This marks the second time Mike Krzyzewski has left his team in midseason. The first occurred in 1995 and has since been ascribed to pain and exhaustion. (He'd had back surgery four months earlier.) The sport's best coach basically dropped out of sight for 2 1/2 months, and nobody knew if he'd return. Spoiler alert: He did.

This time he's leaving to have surgery to repair a herniated disc. The time of recovery is estimated at four weeks. That's only an estimate, and backs are notoriously tricky things. The sport's best coach -- among the greatest in any sport ever -- has a team good enough to win the NCAA championship, which would be his sixth and bring him within four of John Wooden. But Duke's title chances will slip if Jeff Capel is in charge come March.

That's no knock on Capel. It's just that there's only one Krzyzewski, and he's about to have back surgery, and -- this is no small point -- he'll turn 70 on Feb. 13. The aforementioned Wizard of Westwood retired at 64. Dean Smith stepped aside at 66. Adolph Rupp was shoved into retirement at 70.

Nobody at Duke will push Coach K to do anything he doesn't want to do, seeing as how he essentially runs the school. (And sometimes the ACC if not the whole wide world, if we credit the conspiracy theorists.) Still: He's turning 70. Steve Spurrier insisted he'd coach several more years; he kept insisting until he quit in midseason at 70.

The point being: No matter how healthy the sport's greatest coach appears to be, and no matter how adept he is at delegating, the days of K at Duke are nearing an end. This back surgery could rejuvenate him in a way that makes him feel he can go on forever -- remember, this is the guy who was coaching the nation's flagship program while also guiding the U.S. men's Olympic team the past 10 years -- but nobody goes on forever. It's hard to imagine him (or anyone) coaching Division I college basketball at, say, 75.

It was intriguing that his second-to-last act before taking his medical leave -- the last was beating Georgia Tech by 53 points at Cameron on Wednesday -- was to reinstate serial tripper Grayson Allen . The "indefinite" suspension lasted one game. (Duke lost at Virginia Tech, not incidentally.) Not many coaches could get away with that, but no other coach is Mike Krzyzewski, who does as he pleases.

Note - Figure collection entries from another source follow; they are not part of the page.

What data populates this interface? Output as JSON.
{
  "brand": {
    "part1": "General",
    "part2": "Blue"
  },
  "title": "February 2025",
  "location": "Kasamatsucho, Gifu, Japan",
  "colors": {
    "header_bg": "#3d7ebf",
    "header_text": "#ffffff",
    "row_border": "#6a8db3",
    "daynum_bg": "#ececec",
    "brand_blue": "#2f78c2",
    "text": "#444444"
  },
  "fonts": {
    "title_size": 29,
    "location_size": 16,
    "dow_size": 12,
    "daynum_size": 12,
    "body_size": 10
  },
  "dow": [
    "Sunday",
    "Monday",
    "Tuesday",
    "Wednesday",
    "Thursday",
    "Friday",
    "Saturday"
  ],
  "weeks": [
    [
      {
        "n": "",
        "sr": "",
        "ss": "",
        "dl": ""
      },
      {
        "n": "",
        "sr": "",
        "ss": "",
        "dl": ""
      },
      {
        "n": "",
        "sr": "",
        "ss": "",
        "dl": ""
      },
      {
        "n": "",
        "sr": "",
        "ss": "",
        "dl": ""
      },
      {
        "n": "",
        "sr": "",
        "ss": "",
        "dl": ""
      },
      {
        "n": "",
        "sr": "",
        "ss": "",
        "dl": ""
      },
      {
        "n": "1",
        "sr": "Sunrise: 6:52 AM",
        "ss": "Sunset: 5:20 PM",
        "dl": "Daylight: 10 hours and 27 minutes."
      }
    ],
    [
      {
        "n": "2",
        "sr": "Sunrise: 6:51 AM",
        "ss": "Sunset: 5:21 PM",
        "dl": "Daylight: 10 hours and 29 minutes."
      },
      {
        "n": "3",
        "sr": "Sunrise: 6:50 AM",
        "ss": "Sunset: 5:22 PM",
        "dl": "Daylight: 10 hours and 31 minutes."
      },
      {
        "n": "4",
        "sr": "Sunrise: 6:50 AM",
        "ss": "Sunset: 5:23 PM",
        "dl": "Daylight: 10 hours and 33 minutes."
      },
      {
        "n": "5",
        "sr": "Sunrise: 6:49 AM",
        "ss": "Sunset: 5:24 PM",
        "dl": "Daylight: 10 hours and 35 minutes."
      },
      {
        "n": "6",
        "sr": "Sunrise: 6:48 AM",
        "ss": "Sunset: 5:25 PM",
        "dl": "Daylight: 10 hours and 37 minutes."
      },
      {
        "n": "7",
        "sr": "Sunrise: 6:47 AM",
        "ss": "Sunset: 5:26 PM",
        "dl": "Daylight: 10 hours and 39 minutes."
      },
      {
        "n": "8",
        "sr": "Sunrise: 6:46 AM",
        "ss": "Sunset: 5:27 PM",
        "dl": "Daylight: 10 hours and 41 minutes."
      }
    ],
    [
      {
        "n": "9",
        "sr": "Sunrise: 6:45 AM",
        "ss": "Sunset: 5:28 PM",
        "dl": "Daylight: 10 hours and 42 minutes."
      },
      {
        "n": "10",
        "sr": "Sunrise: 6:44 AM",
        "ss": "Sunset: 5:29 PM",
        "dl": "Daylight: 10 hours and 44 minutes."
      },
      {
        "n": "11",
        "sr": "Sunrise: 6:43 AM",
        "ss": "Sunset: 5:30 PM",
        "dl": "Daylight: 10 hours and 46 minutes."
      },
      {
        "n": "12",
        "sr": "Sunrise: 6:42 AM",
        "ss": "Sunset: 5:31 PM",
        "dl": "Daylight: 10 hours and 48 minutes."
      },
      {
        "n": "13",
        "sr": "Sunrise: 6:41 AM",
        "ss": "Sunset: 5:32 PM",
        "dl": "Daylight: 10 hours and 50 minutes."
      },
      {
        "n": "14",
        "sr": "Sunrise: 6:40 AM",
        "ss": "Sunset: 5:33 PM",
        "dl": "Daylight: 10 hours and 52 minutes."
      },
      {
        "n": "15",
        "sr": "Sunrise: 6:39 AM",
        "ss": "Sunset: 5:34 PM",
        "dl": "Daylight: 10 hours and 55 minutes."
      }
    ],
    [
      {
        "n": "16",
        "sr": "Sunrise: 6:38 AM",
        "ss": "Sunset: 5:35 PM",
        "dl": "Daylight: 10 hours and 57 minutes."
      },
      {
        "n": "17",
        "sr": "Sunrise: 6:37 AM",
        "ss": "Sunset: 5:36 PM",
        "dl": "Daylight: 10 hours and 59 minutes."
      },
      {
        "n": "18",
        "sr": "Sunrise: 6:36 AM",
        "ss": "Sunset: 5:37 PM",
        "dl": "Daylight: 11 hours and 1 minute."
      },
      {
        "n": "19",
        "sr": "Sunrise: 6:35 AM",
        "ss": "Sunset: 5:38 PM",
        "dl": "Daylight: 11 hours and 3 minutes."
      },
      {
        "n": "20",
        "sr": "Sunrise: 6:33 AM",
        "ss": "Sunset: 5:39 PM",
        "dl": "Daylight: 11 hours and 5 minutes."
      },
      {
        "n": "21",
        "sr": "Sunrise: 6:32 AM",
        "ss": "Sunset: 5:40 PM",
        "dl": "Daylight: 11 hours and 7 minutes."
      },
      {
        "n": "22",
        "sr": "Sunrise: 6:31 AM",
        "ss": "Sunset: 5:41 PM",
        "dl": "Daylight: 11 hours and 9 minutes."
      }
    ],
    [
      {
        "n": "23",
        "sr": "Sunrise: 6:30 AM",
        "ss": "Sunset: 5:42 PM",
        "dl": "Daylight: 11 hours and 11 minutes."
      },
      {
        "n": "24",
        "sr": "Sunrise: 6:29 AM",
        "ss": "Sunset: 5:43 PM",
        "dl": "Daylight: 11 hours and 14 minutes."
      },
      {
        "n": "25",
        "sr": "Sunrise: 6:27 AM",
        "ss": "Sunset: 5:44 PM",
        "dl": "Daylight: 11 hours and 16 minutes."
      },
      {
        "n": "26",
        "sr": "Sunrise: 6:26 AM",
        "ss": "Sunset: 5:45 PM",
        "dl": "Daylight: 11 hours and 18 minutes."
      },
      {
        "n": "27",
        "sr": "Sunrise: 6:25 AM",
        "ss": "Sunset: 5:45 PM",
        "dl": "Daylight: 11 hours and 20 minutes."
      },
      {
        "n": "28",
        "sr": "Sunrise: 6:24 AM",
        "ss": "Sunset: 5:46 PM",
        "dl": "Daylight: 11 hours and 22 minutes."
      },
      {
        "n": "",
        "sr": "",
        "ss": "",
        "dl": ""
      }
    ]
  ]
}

Coach K's defenders will say he made the decision to spare Capel having to do it and face the inevitable fallout. Still, this seemed an act of hubris. A guy trips three opponents in 10 months before getting suspended for anything, and when finally he does it's for one game?

This prompted another I-know-better-than-you lecture from Krzyzewski, who usually does know better than we do. It also reminded us that he's still Coach K, the greatest basketball coach since Wooden and maybe the greatest ever. He may be pushing 70 and facing yet another round of back surgery, but he still does as he pleases.